Teman seperjalanan yang juga sangat berkesan bagi saya adalah ketika berkenalan dengan seorang mantan Dirjen. Beliau saat itu baru saja pensiun, sehingga memberikan kartu nama tanpa nama perusahaan. Ketika berbincang-bincang dan beliau mengetahui posisi dan pekerjaan saya, serta asal sekolah saya, bapak itu berkata bahwa saya orang yang sabar. Biasanya alumni sekolah saya tidak sabar bekerja di satu perusahaan selama bertahun-tahun, kutu loncat. Namun saya berbeda karena dinilai sangat sabar meniti karir. Beliau juga bercerita tentang alumni sekolah saya yang sudah menjadi Menteri, beliau bilang, dulu waktu bertemu pertama tidak menyangka bahwa beberapa tahun kemudian orang itu akan menjadi menteri. Ketika akan berpisah, beliau bilang, mudah-mudahan dapat bertemu lagi dengan saya dan ketika itu saya sudah jadi Menteri. Wow! Beberapa bulan kemudian, saya membaca di koran bahwa beliau diangkat jadi Presdir sebuah perusahaan multi nasional terkemuka.
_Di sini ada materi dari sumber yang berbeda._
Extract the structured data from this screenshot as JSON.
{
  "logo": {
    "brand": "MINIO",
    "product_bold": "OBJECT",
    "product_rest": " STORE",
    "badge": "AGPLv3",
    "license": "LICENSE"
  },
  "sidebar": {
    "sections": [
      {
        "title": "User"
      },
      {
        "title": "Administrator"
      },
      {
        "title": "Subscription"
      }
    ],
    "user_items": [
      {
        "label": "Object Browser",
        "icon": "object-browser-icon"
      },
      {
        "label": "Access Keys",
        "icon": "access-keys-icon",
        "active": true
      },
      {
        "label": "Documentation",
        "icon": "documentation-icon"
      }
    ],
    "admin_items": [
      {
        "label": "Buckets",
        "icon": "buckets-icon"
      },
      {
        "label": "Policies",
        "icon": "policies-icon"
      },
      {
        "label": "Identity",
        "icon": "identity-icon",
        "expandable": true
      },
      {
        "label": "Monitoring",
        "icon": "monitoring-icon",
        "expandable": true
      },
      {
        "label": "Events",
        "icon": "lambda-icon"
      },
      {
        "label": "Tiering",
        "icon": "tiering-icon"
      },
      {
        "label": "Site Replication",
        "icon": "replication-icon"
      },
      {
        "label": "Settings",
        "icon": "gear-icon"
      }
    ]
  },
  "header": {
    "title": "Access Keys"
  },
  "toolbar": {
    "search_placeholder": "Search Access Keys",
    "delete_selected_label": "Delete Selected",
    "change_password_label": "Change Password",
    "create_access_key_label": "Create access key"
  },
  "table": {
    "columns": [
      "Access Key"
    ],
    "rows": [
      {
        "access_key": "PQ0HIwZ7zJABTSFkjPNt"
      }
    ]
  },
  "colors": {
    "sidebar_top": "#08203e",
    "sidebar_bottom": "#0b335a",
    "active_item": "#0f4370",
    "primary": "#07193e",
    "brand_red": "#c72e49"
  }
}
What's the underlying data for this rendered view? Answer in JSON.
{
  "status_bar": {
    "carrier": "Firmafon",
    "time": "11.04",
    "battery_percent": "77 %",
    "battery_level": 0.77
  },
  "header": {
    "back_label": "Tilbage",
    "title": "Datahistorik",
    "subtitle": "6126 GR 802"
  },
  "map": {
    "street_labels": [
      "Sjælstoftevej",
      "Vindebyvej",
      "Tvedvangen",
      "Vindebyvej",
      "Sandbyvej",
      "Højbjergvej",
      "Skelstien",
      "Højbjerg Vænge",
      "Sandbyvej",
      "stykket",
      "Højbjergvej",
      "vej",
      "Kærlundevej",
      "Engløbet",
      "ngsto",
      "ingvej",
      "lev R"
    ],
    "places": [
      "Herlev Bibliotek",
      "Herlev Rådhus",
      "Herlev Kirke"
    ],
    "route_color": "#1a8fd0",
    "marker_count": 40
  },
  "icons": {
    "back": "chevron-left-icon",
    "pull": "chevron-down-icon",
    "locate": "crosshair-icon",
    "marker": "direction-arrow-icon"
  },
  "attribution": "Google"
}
Begitu banyak kisah perjalanan saya, dan saya selalu senang berkenalan dengan teman seperjalanan saya, karena saya selalu dapat belajar dari cerita-cerita mereka, maupun mendapatkan peluang bisnis. Mudah-mudahan saya diberi kesempatan lagi untuk bertemu dengan teman-teman seperjalanan yang mengesankan.